Usability of content management systems is discussed on multiple continents
James Robertson of Step Two Designs just published an article on the 11 usability principles for CMS products. As usual, James has said what needs to be said about the topic, simply and eloquently. He has hit all the major points. But one of the pieces that I don’t think gets hammered home often enough is the connection between patterning and usability, and I would like to elaborate on that a bit, as I’ve been talking about it in my conference presentations lately.
The example I’ve been using is of going to a rental car office and being able to take the keys from the desk, get into the car, and drive away. You’re not asked to first take a tutorial or read a manual because the pattern, the schema, the mental model is well established. You know where the steering wheel, gas pedal, brakes, clutch, etc. are all going to be. (Even when going to a country where they drive on “the other side of the road,” you know where everything is, just in mirror image.) The only variables might be the windshield washers and cruise control, which you check before you drive off. But you know they’re there, and approximately where they wil be. And when we’re driving, because the pattern of driving is so familiar, we go through the rote tasks of changing gears, tapping the brake or accelerating, etc. in background processing mode while our primary processing mode is on wayfinding through an unfamiliar neighbourhood and/or avoiding the bad driver next to us and/or talking to whoever is in the passenger seat.
So when we use software, we have a similar experience. Right now, if you think about the feedback Microsoft is getting from Vista and Office 2007 users, you hear that new users love it, while experienced users are frustrated. When you think about patterning, and primary and secondary cognitive levels, it makes sense. New users have no existing patterns to break; they simply adopt a pattern and their feedback is “great stuff!” Transfer users have a very different experience.
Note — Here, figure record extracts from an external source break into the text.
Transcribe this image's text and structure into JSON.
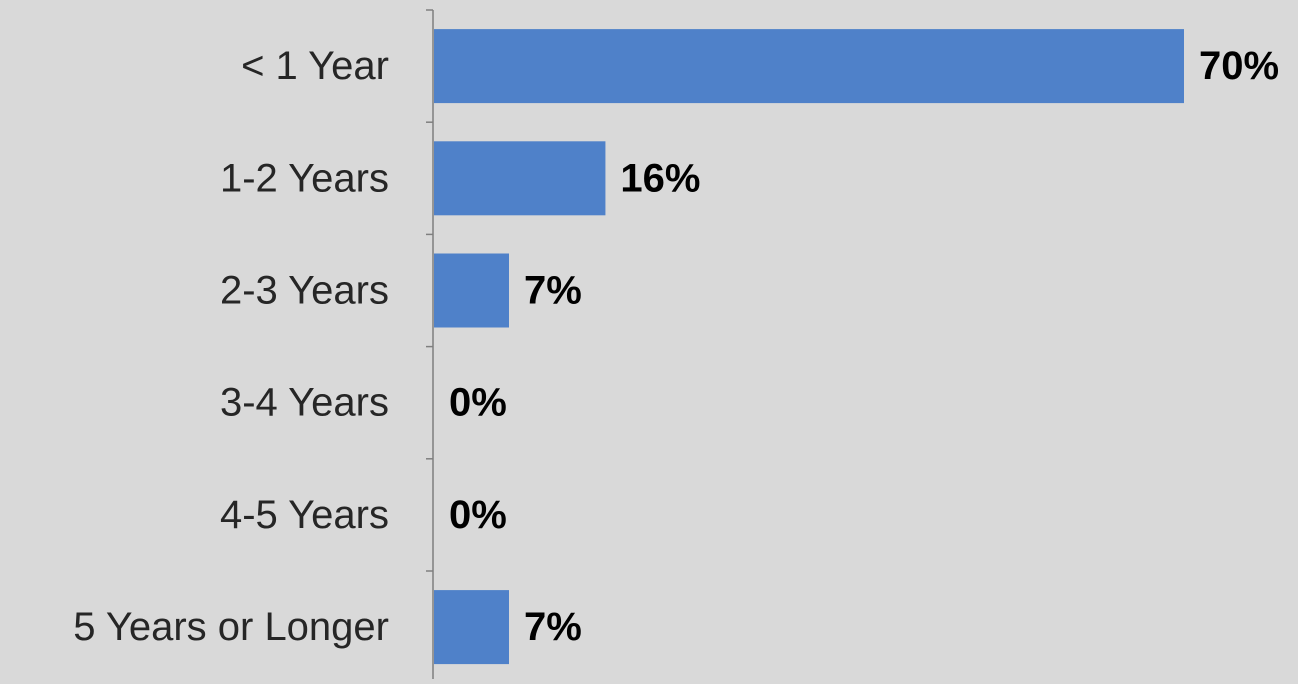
{
  "chart_data": {
    "type": "bar",
    "orientation": "horizontal",
    "categories": [
      "< 1 Year",
      "1-2 Years",
      "2-3 Years",
      "3-4 Years",
      "4-5 Years",
      "5 Years or Longer"
    ],
    "values": [
      70,
      16,
      7,
      0,
      0,
      7
    ],
    "value_labels": [
      "70%",
      "16%",
      "7%",
      "0%",
      "0%",
      "7%"
    ],
    "xlim": [
      0,
      70
    ],
    "grid": false,
    "legend": "none",
    "bar_color": "#4f81c9",
    "background_color": "#d9d9d9"
  }
}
They have to break deeply ingrained patterns, and during the transition process, their frustration levels mount because what are usually background processes – pressing key combinations and clicking and right-clicking are now taking over. Instead of concentrating on what would normally be primary processes – wordsmithing or image cropping or political diplomacy in the workplace – the users are now painfully conscious of not speeding through their patterned responses. They have to slow down, feel clumsy and stupid all over again. One very smart fellow confessed to me that he went home and left a number of documents open in the new version of Word because he couldn’t figure out how to save them, only to come in the next morning more determined to figure the darned thing out. So the first item on his agenda was to “get rid of some annoying flashing thing in the corner” (that experienced users have trained themselves to ignore), only to discover that, you guessed it, it was the Save mechanism that he couldn’t find the day before.
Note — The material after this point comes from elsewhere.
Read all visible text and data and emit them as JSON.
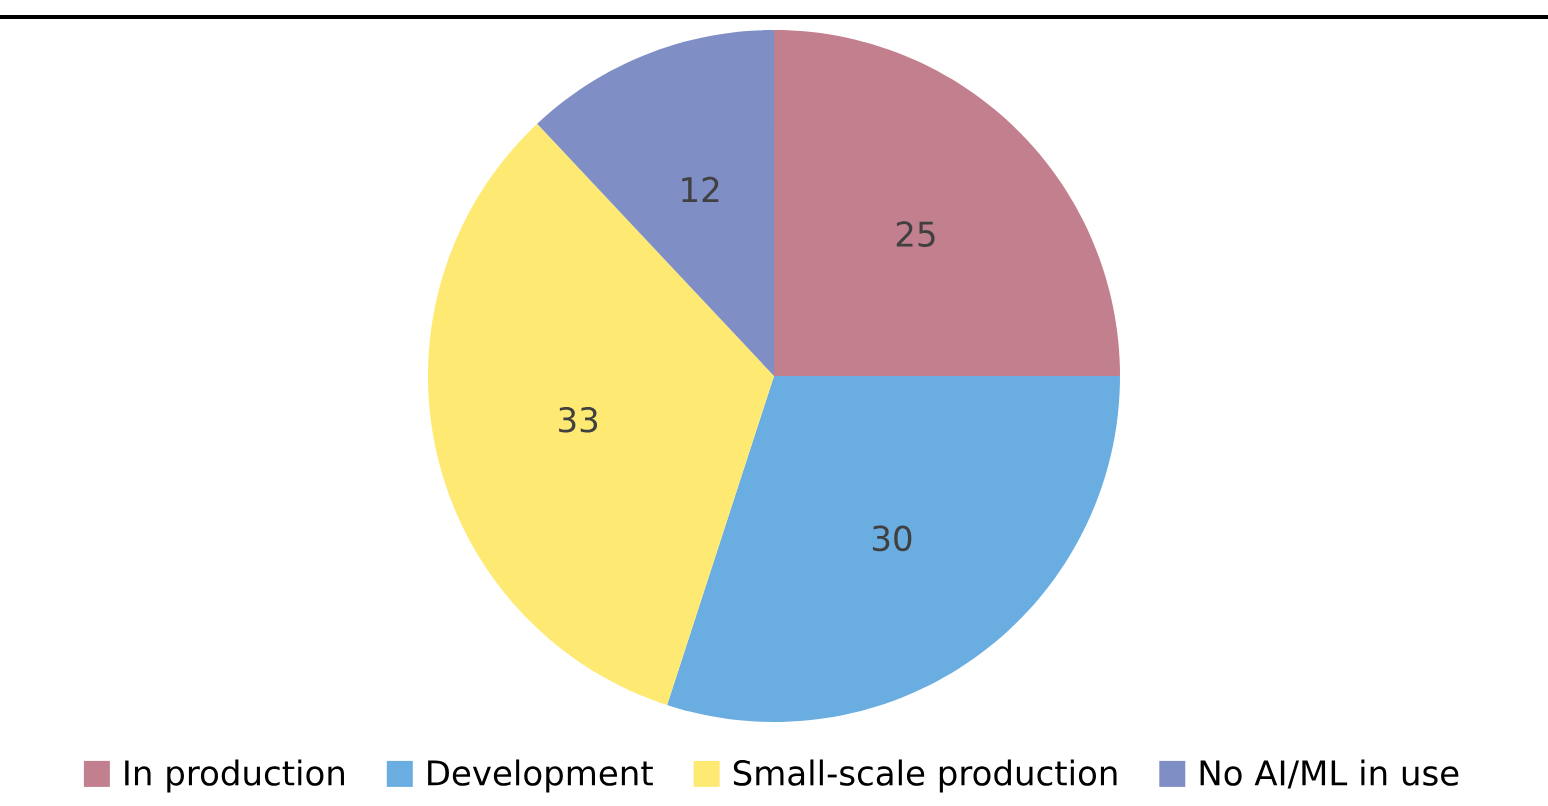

The adoption of a CMS makes users feel similarly out of sorts, particularly when the patterning of the software is unreliable. People don’t process information, they process patterns, and when looking for patterns to follow, they look down their “frequently followed favourites” for the first pattern that fits. So they’ll have certain expectations of what they should be able to do from a toolbar, by right-clicking, by dragging and dropping, and so on, based on patterns that they may not even realize they’re tapping into. The responses may come from an intuitive, muscular level that they can’t articulate but, sitting at a keyboard, just intuitively expect to happen, based on collective past experiences. Knowing this, and understand these user expectations, is the first step toward product usability, and user acceptance of the product. (Because you just know that if it’s not usable, staff will go to great, great lengths not to have to use it.)
The software development teams that don’t understand this dynamic, that insist of doing something different and compensating with more explanation and documentation, will eventually lose the race, but the sad part is that they’ll take out a lot of innocent bystanders along the route. For too long, CMS vendors haven’t had their feet held to the fire when it came to usability. As long as the output was to standard, the usability for internal users could be compromised to get the build out the door. But younger users “get” usability, and demanding more. And newer, more agile vendors “get” usability, and have changed the game. If they were to stand in front of this new breed of customer and explain away the reasons why their interface worked thus and so, their users would come back at them with, “Those aren’t reasons; those are excuses!” The gauntlet has been thrown down, and now it’s up to the industry players, one and all, to get their game faces on. As James Robertson points out, “broader discussions are needed within the industry to better define ‘best practice’ design for content management systems and to help improve the usability of all products.” It was gratifying to see, at the last CM Professionals‘ Summit in San Francisco, a vendor discuss the practices in their office, the metrics that they track, and what measures they take to keep customer satisfaction high. It was equally gratifying to notice the other vendors in the audience listening intently, making notes, and chatting with the presenter afterwards. There is a time and place to compete, and a time and place to collaborate. Perhaps this is the first step in the right direction: toward a better user experience.